03 November 2005

Bitching About Work and the Irony Thereof

Okay this should close out the last of the "anecdotes" that I am required to post.

I work in a hostile environment. And I don't say that to engender sympathy or anything like that. I kind of enjoy it and sometimes perpetuate it. It pushes me harder than I would normally push myself. It also allows me to push others harder than they would push themselves. It does, however, create a sometimes caustic workplace – which is hard to take in large doses. It is not uncommon for someone to get bawled out. We've had several people quit over it in the past.

Anyway, my anecdote:

I have been working on my current project for almost 9 months. It started out great, I was always ahead and my stuff was well designed, easy to debug and simple to maintain. About two months ago I integrated my beautiful project into a new driver environment written by another division in my company. That last sentence really doesn't really have to be understood the way I wrote it. It just means that I had to start using someone else's stuff in my stuff.
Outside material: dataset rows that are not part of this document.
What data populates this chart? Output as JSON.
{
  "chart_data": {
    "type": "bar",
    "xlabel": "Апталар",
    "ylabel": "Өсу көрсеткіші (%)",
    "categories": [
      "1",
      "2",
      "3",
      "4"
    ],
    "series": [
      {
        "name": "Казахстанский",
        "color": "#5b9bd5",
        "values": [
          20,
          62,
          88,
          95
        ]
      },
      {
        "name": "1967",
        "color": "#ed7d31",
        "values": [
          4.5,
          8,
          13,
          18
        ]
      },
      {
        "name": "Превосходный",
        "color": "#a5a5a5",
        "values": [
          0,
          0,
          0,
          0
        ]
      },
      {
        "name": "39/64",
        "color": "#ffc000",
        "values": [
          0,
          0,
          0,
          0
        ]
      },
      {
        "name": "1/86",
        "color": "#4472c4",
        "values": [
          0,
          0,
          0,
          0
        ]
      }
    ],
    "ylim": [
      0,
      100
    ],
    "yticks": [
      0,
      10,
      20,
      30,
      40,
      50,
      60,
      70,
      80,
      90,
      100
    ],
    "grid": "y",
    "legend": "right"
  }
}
Of course I have had no ends of crap break on me because of it.

I would like to say it was because the other group's stuff was junk and buggy and all sort of other bad things. But that's not true. The other division's stuff was just a much, much bigger and grand project than mine. My project has 4 full time engineers on it, theirs 12. I am in charge of my stuff, I am not in charge of their stuff. All things considered their stuff is pretty good -- its just not my stuff. In the words of George Carlin: my stuff, your shit.

Still, my project came to a screeching halt because of the new stuff.

Anyway my boss lets my project fester for a bit (about a month). I had tons of horrible bugs that kept me from getting anything done. Eventually I got called in to a meeting with my boss and the guy in charge of the stuff that wasn't working (I'll call him "the guy" from now on). He then proceeded to chew out the guy for a good hour and a half. I had to sit through all of it and get chewed on a bit myself in the process.

It was the opposite of fun.

Anyway, we get out of the meeting and I have a voice message left on my phone. It was recorded about 15 minutes after my ass-chewing meeting started. It was from one of the guys working under me and he said that he found the last bug and all the tests were now running.

Sure enough, I checked out his changes to the project and the new stuff and everything ran fine. (That's a lie, but it makes a better story – lets just say the sky was no longer falling.)

So now I had the dilemma, do I go immediately to my boss and tell him everything is fixed? If I do, it looks like I'm either a liar or an idiot. What are the odds that everything gets fixed during the reamfest?

Anyway that's the anecdote.

As an interesting aside, did you ever watch that show Roots based on the novel by Alex Haley? There is a harsh scene in it where the KKK is beating this black guy with a whip. The black guy's white neighbor takes the whip from the KKK people and starts beating the black guy himself. The KKK is happy the black guy's getting beaten and leave. The moment they leave the white neighbor drops the whip. The black guy is pissed that his white neighbor had the nerve to beat him. The white neighbor claimed that he did it to save the black guy otherwise the KKK would have beaten him to death.

It’s an interesting study about people there. I find in these ass-chewing sessions where someone is getting hammered by my boss, that if I start bitching at the person getting chewed on, my boss eases up and thinks he's done his job. The person getting chewed out by both me and my boss never sees it as me doing them a favor. Still I do it because that way I don't have to suffer through longer meetings. It makes it end quicker, which is better for everyone. Its analogous to the Roots story.